Axel wasn’t sure he had two orgasms in a row in him anymore. Turns out, he did. With Jens anything is possible apparently.

They fell asleep tangled up in each other’s bodies. Jens whispering all the little words that Axel needed to hear in his ear, making him feel like he was floating on happiness. Safe. Loved. Not alone.

Axel never struggled with his own company, with the long nights when he would sit awake for hours, when his body clock was so out of sync that he just couldn’t make his body relax enough to sleep. When he would sit in silence watching the sun set and rise out of the living room window. Listening out for the last tram to rumble past in the street below, only to jerk out of his restless daydreams as the first tram of the morning broke the silence. Only then would he let himself fall asleep, sleeping solidly through the day with sunshine streaming through the blinds until the light would fade and Axel would sigh with disbelief that he had wasted another day. Set himself up for another night of sitting on the sofa. Alone.

He would read. Research. Write and read up on medical journals until his brain couldn’t take anymore. Some nights he would let himself get lost in romance, in sappy films and sugary novels that made his heart ache just a little. He would wank off a lot too. Just hoping that the release would make his body tired enough to allow himself to sleep.
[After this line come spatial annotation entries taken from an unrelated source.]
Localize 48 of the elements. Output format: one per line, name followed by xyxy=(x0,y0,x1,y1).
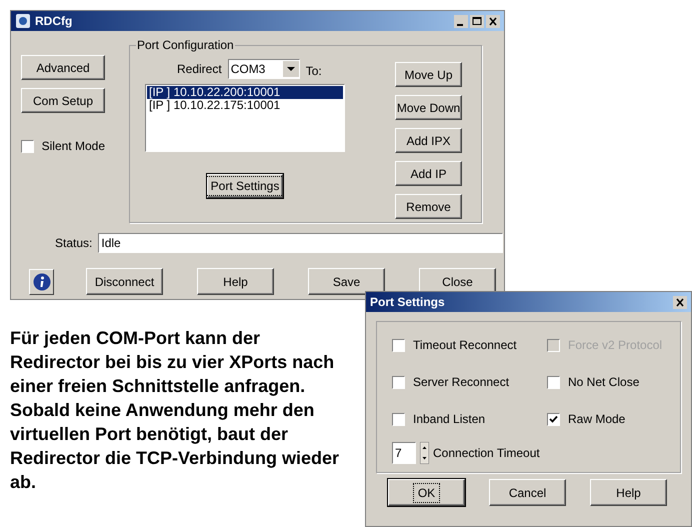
checkbox[interactable] xyxy=(392,412,405,426)
close-icon[interactable] xyxy=(673,296,687,308)
group-title: Port Configuration xyxy=(136,38,235,52)
maximize-icon[interactable] xyxy=(470,14,484,28)
app-icon xyxy=(15,13,31,29)
checkbox[interactable] xyxy=(21,140,34,152)
button[interactable]: Add IP xyxy=(395,161,462,186)
button[interactable]: Advanced xyxy=(21,55,105,80)
checkbox[interactable] xyxy=(392,376,405,388)
checkbox[interactable] xyxy=(392,338,405,352)
checkmark-icon xyxy=(549,414,558,424)
button[interactable]: OK xyxy=(388,479,465,506)
checkbox-label: Inband Listen xyxy=(413,411,486,428)
button[interactable]: Remove xyxy=(395,194,462,219)
close-icon[interactable] xyxy=(486,14,500,28)
list-item[interactable]: [IP ] 10.10.22.200:10001 xyxy=(147,86,343,99)
checkbox-label: Silent Mode xyxy=(42,138,105,155)
button[interactable]: Cancel xyxy=(489,479,566,506)
button[interactable]: Disconnect xyxy=(86,268,163,295)
minimize-icon[interactable] xyxy=(454,14,468,28)
checkbox-label: Server Reconnect xyxy=(413,374,510,391)
timeout-label: Connection Timeout xyxy=(433,445,540,462)
timeout-field[interactable]: 7 xyxy=(392,442,416,464)
info-icon xyxy=(32,272,50,290)
button[interactable]: Com Setup xyxy=(21,88,105,113)
button[interactable]: Help xyxy=(590,479,667,506)
checkbox[interactable] xyxy=(547,412,560,426)
status-field: Idle xyxy=(98,233,504,253)
checkbox-label: Timeout Reconnect xyxy=(413,337,517,354)
button[interactable]: Move Down xyxy=(395,95,462,120)
info-button[interactable] xyxy=(29,268,54,294)
button[interactable]: Move Up xyxy=(395,62,462,87)
dialog-title: Port Settings xyxy=(370,294,445,311)
window-title: RDCfg xyxy=(35,13,72,30)
list-item[interactable]: [IP ] 10.10.22.175:10001 xyxy=(147,99,343,112)
button[interactable]: Help xyxy=(197,268,274,295)
port-dropdown[interactable]: COM3 xyxy=(228,59,300,79)
redirect-label: Redirect xyxy=(177,61,222,78)
button[interactable]: Save xyxy=(308,268,385,295)
spinner-arrows-icon[interactable] xyxy=(420,442,429,464)
caption-text: Für jeden COM-Port kann der Redirector bei bis zu vier XPorts nach einer freien Schnittstelle anfragen. Sobald keine Anwendung mehr den virtuellen Port benötigt, baut der Redirector die TCP-Verbindung wieder ab. xyxy=(10,327,340,494)
checkbox-label: Raw Mode xyxy=(568,411,626,428)
button[interactable]: Add IPX xyxy=(395,128,462,153)
button[interactable]: Port Settings xyxy=(207,174,283,198)
to-label: To: xyxy=(306,63,322,80)
checkbox[interactable] xyxy=(547,376,560,388)
status-label: Status: xyxy=(55,235,92,252)
checkbox-label: No Net Close xyxy=(568,374,640,391)
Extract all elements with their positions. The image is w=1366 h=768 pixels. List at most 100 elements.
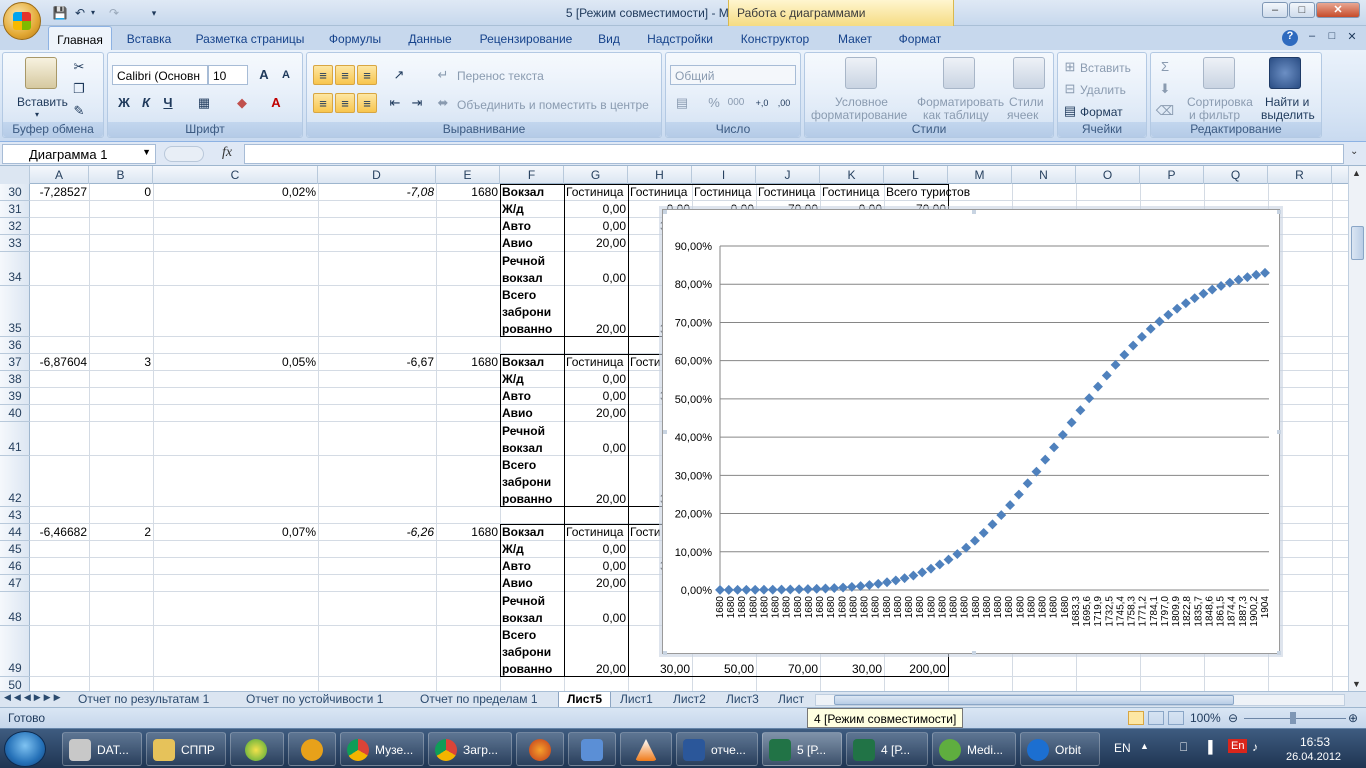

Then throwing the pile of tissues on the coffee table in the bin, sighing in disgust with himself.

Now he can’t even imagine going back to his apartment. The thought of sleeping in his own bed, alone is a little bit terrifying. It’s like his body craves the warmth of his little pack. He is a lone wolf no more. Instead, he is some kind of crazy wannabe wolf dad, trying to rein in the alpha wolf and his lunatic offspring.

Which makes Axel smile again as he reaches out and pulls Mikki into his chest.